Constellations above me

My week of experiences.

This week was full of experiences. I’m also tired and don’t want to spell it out. One of the things I’ve learned is Meds and Alcohol are a no go. At least not for me. No matter how long it’s been. Usually I’m smart about it and wait eight hours but if you’re up late drinking with your buddies then you can’t take medicine till you’re sober or the world will spin and it’s just not the right thing to do. Even if it’s benign like wine. I noticed the effects of the medications i take the night before really affect my behavior even if I’ve slept it out of my system. Makes me kind of I don’t know too Hyper vigilant, manic and anxious.

But whatever I’m trying to just focus on getting healthy right now. That’s why I’m back on the medication. The PTSD and Insomnia was just too much. Lack of sleep and terror spells don’t let you walk out the door for much even if it’s yoga.

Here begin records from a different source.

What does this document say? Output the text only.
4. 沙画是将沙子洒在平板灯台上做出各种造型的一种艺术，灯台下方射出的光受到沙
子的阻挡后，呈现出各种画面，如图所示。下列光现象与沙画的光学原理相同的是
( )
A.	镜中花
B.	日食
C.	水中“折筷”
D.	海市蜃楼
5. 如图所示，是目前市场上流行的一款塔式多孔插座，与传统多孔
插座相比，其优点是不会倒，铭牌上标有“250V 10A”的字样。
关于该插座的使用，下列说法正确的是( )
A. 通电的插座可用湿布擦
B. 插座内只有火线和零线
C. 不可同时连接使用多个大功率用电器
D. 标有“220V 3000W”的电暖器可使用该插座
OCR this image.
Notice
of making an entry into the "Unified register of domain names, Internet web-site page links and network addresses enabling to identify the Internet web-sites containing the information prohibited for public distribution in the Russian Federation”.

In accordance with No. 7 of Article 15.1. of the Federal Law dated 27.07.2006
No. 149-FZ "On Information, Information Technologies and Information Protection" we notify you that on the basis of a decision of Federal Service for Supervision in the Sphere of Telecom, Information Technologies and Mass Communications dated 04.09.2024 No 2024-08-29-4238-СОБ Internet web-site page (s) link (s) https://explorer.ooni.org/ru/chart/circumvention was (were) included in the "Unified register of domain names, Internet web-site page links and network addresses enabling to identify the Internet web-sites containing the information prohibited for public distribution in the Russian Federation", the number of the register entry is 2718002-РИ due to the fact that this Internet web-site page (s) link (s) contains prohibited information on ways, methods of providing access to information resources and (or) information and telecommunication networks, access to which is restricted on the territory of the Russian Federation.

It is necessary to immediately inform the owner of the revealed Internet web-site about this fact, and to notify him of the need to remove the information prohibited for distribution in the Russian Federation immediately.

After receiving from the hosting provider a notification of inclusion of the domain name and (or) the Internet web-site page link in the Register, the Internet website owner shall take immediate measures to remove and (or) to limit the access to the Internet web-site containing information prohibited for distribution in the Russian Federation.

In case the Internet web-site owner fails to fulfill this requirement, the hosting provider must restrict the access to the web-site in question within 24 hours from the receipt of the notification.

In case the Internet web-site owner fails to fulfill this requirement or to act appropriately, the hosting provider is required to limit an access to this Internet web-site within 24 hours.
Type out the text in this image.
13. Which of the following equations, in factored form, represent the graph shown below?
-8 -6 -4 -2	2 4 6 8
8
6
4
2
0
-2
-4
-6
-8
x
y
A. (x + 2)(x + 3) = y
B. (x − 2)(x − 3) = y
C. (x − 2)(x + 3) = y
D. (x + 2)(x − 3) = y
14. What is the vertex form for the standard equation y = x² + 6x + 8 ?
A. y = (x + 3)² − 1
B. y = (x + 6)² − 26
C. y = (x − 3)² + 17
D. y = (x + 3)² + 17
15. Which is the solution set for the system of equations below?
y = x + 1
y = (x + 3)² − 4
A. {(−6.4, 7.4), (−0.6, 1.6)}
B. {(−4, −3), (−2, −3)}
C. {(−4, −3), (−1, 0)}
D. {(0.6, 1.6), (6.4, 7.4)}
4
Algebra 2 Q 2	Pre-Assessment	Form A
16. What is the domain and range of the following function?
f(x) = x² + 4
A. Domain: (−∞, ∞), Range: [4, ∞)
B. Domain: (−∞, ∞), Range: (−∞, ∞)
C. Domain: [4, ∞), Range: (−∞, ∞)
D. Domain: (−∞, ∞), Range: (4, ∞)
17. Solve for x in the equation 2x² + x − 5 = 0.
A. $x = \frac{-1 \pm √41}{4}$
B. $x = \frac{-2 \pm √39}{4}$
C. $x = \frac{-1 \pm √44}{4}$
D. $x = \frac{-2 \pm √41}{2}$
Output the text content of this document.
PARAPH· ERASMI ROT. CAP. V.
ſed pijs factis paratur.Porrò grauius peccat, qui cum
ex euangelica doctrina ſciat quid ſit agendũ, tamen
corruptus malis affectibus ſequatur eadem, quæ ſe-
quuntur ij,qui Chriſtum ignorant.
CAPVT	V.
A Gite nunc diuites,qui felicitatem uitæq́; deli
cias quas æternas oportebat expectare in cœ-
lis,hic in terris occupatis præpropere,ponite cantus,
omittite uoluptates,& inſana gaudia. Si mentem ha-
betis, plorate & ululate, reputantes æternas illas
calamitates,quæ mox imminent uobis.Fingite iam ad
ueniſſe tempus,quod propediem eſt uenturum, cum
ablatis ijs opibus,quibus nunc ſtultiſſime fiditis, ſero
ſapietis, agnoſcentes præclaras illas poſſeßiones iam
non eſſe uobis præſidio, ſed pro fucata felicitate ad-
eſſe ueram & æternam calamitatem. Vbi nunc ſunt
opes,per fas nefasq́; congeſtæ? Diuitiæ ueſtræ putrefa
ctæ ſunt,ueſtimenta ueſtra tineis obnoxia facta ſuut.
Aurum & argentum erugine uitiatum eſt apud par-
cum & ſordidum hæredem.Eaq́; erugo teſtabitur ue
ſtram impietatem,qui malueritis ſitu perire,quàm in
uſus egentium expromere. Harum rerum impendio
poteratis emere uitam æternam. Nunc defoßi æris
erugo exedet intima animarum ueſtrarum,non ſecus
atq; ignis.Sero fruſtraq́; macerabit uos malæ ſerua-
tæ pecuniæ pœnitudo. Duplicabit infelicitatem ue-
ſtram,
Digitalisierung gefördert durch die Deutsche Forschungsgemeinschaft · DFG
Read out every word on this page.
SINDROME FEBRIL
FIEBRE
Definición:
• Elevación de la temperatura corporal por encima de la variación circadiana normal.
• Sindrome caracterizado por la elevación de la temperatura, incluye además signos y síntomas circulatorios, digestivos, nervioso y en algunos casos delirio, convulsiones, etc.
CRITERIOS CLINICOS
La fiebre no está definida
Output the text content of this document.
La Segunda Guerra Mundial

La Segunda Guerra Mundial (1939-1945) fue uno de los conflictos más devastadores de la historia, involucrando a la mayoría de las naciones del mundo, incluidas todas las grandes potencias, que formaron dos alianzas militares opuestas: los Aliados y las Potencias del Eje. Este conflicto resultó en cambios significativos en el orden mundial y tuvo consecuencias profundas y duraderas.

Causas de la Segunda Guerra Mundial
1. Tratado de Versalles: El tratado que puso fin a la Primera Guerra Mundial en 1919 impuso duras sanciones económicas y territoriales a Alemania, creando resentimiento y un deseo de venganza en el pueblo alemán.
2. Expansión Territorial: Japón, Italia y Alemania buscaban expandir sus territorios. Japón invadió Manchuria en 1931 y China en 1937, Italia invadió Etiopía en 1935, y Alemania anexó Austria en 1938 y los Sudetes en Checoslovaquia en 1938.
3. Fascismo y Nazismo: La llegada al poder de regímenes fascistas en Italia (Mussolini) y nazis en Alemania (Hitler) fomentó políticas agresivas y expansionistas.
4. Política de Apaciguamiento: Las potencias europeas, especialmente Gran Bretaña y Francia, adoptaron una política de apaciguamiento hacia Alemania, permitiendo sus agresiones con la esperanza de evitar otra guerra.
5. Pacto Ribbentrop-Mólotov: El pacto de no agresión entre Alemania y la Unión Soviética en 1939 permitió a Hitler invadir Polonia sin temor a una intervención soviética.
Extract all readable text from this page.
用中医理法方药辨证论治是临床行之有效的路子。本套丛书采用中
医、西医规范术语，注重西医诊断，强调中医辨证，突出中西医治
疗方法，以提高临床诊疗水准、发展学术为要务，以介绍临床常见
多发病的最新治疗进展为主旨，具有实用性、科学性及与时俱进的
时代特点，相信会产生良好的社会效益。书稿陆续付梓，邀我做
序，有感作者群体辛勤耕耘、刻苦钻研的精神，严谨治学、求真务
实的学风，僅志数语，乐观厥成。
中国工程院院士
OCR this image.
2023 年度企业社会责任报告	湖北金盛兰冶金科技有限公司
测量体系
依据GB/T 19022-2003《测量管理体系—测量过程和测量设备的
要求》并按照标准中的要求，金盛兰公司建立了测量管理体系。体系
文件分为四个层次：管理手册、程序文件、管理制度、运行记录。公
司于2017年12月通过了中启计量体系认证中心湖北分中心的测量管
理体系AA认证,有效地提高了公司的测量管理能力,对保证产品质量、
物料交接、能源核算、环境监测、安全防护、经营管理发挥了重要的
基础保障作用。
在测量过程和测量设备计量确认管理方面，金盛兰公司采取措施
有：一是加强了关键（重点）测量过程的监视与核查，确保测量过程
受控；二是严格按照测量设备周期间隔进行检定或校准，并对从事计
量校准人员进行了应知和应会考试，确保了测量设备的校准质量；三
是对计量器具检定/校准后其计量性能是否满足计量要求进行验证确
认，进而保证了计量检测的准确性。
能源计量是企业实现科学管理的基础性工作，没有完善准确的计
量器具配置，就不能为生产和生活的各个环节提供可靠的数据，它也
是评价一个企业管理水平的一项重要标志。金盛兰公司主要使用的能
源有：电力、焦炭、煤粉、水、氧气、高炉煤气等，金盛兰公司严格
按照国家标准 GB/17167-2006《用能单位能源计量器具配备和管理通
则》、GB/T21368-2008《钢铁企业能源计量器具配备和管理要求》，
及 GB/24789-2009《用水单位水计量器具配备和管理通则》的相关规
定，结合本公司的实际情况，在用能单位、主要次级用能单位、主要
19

It was nice that I wasn’t a whimp and got some new experiences this week but yeah most of them I sum up as fun and at the same time very manic. So my solution which is my terminal solution for everything is to try and not ‘people’ for a while. Just 48 hours of Netflix and books. I needed today and need tomorrow to be completely lazy too. No working endless hours on novels or anything that isn’t fundamentally important that I can’t avoid like eating and stuff.

I need my introverted batteries recharged so badly. Social media be damned. Well we can’t avoid it I guess considering this is social media but you know what I mean. Taking a bit of a digital and human detox from peoples is in order. Love them but yeah need self care.

Going to start Yoga back up this week so that’s exciting. Even some of my friends want to go. I’m out of practice so I’ll be like a new person and completely inflexible but it’s okay with my meds stabilizing my sleep as long as I rest up I should have the energy for some mind, body and spirit self care workouts like Yoga. Anyways I’ll chronicle that too.

Today’s first day I haven’t meditated in weeks but I’ll remedy before bed. Cause I’m hoping to spend everyday having Zen in it. Alright I ranted and rambled but what can I say it’s a blog. Be well everyone.